Qualitative identification of hydrologically different water sources used by plants in rock-dominated environments

Sources of water used by plants in rock-dominated environments are far less clear than those in relatively homogeneous soils, largely because plants in rocky environments normally expose to more complex substrate conditions and their potential water sources are hard to locate and sample. In the current study, potential water sources for plants growing on cliff-face (a typical kind of rock-dominated environment) were roughly separated into two water pools based on their hydrological differences. A variable pool that is composed of water derived from recent precipitation that has rapid fluctuations in water content due to recharge by precipitation and depletion by transpiration, and a constant pool that is characterized by slower changes in water status because it can only be recharged by precipitation under certain conditions and depleted by transpiration of deep-rooted species. This study was conducted in a typical karst catchment of Northwest Guangxi, Southwest China. Stem water samples for the most common dominant tree species of cliff-faces and rainwater for each rain event were consecutively collected throughout the growing season. A co-occurring shrub species, which was identified to have a shallow root system, was further selected as a reference species. The reliance on different water pools was qualitatively identified based on the deviation of stem water isotope values between current and last sampling times, as well as its relationship to the isotope values of rainfall between these two sampling times. Our results showed that the shrub species continuously relied on water from the variable water pool, which was consistent with its shallow root system.
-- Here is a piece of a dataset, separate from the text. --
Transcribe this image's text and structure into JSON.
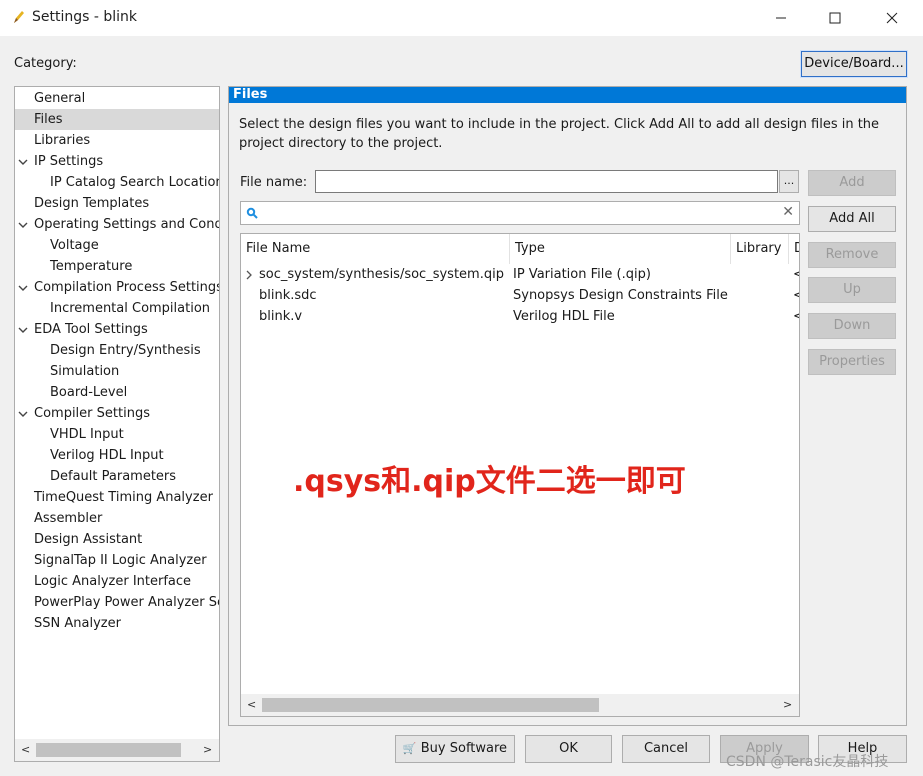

While the dominant tree species shifted from the constant pool during the early wet season to the variable pool during the mid-wet season, then back to the constant pool during the early dry season. Moreover, the divergent reliance on different water pools by the two species was further supported by the species-specific dynamics in the efficiency in water use by various plants (reflected by leaf carbon isotope ratio). Our results provide new insights into the linkages between plant transpiration and hydrologically different water pools, which would be helpful in understanding the hydrological importance of different plant species.